While WinFS can store meta-data, it is not explicitly a meta-data store. If anything, WinFS is an item store. And each item is carefully defined so that it can be retrieved.

At the same time, items need not have a file association, just a definition. Common definitions could be items such as contacts, messages and images. If a item type needed doesnt exist, developers can create a new type from an existing type or created from scratch using the API set.

In addition, WinFS isnt concerned with managing the available physical or virtual storage, rather, it provides services for managing monitoring and manipulating the items of which it is aware.

For Suns customers, DFS will provide major advantages to system administrators responsible for storage management in the Solaris environment.

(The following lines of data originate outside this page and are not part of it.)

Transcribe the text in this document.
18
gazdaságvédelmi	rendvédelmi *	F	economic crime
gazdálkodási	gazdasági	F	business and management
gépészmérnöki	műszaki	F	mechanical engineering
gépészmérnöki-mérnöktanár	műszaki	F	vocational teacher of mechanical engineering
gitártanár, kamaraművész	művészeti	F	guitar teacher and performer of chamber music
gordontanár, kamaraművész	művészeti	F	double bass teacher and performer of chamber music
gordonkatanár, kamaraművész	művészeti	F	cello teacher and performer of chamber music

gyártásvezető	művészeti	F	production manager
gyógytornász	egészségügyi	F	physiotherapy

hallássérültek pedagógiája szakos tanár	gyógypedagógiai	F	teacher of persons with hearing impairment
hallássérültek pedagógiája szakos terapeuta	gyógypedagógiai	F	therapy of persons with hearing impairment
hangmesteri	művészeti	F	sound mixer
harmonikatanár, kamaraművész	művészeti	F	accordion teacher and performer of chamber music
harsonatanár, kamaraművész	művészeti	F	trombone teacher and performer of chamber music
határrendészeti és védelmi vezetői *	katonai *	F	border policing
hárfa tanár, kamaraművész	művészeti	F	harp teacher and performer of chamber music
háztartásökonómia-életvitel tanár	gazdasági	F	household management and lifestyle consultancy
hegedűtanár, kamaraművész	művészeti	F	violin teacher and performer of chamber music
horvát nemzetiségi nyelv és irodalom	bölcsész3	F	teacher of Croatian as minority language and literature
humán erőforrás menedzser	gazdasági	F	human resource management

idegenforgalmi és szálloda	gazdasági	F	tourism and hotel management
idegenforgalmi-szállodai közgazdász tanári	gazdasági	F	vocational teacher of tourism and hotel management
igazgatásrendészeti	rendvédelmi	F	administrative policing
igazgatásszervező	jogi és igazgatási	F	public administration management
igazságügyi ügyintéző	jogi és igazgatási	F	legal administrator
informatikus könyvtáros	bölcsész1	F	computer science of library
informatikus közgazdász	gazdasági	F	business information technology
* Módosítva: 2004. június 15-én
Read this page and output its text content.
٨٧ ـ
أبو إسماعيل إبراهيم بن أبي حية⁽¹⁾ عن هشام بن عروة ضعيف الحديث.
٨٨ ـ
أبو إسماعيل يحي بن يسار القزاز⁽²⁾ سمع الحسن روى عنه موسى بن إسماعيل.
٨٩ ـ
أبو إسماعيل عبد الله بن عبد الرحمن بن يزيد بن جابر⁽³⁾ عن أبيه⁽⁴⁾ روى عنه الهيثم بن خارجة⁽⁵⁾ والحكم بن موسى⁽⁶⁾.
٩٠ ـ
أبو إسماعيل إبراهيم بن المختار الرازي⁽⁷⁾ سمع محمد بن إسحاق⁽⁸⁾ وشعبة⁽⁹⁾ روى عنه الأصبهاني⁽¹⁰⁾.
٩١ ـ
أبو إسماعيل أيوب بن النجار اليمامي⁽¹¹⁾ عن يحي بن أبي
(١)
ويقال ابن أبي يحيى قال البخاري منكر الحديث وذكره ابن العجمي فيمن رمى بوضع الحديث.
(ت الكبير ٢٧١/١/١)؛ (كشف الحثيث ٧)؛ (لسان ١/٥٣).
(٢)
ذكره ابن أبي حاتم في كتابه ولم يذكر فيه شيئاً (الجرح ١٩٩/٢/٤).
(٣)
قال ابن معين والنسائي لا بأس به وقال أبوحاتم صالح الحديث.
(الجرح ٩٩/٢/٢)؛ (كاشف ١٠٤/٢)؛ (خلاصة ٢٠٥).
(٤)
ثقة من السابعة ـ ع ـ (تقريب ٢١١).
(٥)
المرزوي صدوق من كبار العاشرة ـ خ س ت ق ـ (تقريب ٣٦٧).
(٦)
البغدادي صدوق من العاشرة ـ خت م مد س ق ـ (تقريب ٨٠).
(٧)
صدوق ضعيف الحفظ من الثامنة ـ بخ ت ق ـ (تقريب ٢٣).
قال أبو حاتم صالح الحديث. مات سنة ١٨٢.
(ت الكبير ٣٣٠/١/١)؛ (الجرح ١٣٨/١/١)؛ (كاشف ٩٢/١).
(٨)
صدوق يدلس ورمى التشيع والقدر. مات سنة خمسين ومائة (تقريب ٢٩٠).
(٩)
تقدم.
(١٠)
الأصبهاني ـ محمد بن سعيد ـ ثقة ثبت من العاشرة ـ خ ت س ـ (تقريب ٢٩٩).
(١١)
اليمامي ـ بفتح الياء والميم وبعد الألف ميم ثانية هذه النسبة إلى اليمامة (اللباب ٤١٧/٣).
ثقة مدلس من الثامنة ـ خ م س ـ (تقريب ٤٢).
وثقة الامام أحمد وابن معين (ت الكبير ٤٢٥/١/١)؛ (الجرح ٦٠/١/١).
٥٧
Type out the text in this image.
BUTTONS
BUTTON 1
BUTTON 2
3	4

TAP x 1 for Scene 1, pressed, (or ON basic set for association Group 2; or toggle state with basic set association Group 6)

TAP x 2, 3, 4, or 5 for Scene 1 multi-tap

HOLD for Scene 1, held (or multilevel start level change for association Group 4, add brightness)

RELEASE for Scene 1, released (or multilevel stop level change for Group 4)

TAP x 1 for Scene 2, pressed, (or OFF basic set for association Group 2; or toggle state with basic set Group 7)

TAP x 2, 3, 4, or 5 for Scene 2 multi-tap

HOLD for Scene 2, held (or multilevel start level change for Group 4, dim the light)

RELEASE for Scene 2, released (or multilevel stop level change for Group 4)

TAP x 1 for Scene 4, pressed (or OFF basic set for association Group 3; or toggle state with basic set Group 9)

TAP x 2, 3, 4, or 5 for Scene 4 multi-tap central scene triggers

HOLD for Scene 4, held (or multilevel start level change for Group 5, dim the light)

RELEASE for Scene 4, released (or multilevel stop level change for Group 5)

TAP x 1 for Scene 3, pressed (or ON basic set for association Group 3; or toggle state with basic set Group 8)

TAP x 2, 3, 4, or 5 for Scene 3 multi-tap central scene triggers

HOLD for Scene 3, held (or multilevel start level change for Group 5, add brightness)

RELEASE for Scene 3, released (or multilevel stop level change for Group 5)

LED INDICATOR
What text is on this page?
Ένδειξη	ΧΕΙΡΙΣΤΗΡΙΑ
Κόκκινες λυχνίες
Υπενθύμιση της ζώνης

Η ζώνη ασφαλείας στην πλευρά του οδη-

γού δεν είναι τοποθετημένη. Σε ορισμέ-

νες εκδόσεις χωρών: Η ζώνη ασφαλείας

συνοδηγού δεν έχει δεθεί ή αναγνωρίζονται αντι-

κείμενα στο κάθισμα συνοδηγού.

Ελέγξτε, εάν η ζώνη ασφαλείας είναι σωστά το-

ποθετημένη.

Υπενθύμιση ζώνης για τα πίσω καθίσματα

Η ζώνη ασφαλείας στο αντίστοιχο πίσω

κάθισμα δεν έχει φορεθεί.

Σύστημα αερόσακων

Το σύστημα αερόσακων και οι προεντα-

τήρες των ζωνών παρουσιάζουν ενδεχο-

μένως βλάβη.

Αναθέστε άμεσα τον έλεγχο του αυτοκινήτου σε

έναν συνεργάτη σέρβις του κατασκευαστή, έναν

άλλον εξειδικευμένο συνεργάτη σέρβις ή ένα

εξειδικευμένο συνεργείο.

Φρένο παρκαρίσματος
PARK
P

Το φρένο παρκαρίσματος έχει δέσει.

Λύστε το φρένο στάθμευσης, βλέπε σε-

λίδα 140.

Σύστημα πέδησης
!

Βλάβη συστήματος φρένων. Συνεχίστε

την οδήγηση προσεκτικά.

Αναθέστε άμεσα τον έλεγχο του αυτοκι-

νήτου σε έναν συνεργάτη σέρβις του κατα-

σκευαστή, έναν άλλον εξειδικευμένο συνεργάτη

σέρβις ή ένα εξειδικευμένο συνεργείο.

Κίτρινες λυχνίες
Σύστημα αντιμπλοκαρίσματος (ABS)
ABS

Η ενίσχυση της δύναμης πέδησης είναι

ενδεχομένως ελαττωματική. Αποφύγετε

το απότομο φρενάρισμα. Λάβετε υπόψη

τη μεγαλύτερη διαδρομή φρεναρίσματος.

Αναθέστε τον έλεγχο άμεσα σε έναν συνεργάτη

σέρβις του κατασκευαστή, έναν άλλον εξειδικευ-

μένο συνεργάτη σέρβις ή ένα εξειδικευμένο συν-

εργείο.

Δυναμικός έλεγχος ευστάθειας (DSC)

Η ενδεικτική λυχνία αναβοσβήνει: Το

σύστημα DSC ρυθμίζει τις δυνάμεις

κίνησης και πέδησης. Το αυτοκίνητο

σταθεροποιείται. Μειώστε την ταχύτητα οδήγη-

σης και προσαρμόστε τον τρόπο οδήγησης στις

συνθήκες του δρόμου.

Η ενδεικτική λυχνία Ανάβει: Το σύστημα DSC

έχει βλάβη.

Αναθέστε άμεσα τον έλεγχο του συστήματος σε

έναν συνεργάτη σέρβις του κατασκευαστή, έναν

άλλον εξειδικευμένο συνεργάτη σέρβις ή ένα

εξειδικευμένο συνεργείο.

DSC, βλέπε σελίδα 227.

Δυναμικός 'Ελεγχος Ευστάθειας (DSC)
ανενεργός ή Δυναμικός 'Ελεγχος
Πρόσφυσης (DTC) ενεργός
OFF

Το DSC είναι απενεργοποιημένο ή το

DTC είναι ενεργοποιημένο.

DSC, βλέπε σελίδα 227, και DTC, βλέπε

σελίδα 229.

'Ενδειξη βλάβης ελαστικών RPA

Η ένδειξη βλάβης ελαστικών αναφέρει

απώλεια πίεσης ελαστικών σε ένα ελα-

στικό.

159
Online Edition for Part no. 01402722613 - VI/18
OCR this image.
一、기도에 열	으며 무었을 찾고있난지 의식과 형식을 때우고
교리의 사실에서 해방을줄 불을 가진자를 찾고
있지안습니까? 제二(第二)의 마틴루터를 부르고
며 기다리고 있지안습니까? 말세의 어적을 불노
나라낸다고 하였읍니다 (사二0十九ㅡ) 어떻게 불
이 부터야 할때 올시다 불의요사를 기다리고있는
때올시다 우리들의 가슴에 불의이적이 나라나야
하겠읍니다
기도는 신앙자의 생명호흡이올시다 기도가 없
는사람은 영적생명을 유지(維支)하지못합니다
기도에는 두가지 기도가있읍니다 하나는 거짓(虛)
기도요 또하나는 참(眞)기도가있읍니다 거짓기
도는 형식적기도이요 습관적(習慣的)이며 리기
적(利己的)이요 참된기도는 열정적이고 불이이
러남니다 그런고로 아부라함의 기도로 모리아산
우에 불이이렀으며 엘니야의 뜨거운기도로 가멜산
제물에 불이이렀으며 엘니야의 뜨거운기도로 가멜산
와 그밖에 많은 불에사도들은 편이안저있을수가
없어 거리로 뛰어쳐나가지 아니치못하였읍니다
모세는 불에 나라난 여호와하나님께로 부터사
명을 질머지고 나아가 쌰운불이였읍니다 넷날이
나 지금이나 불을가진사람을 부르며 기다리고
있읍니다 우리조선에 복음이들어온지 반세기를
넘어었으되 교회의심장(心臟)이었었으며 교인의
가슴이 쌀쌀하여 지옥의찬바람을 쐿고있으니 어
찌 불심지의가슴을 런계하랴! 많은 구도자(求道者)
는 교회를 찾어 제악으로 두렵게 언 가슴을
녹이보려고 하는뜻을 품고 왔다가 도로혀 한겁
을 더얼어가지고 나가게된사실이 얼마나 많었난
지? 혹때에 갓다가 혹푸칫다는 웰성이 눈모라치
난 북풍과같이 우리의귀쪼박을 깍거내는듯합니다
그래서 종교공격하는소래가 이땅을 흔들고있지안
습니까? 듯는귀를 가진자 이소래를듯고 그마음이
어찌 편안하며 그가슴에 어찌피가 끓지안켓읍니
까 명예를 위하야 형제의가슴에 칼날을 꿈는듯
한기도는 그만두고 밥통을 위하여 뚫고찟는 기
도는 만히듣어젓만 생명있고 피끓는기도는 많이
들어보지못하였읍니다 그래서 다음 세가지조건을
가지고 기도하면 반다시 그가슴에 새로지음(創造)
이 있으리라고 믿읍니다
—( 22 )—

In contrast, the primary advantages of WinFS will be realized by the end users of the operating system, allowing them to store and access data in a less-structured and more-comfortable fashion.

While application developers will be able to take advantage of the APIs that support WinFS and find new and easier ways to share data, it is the end-user that will see the greatest benefit from what WinFS brings to the future Microsoft operating systems.

The storage advancements from Sun and Microsoft in large part reflect their different customer base: Sun is focused on making the OS more usable for the enterprise administrator, which will then trickle down to the end-user. Microsoft focuses on improving the user experience with technology that will allow more advanced applications.

Actually, these are complementary strategies, though I doubt you could get anyone at either company to agree to that even with their recent public détente.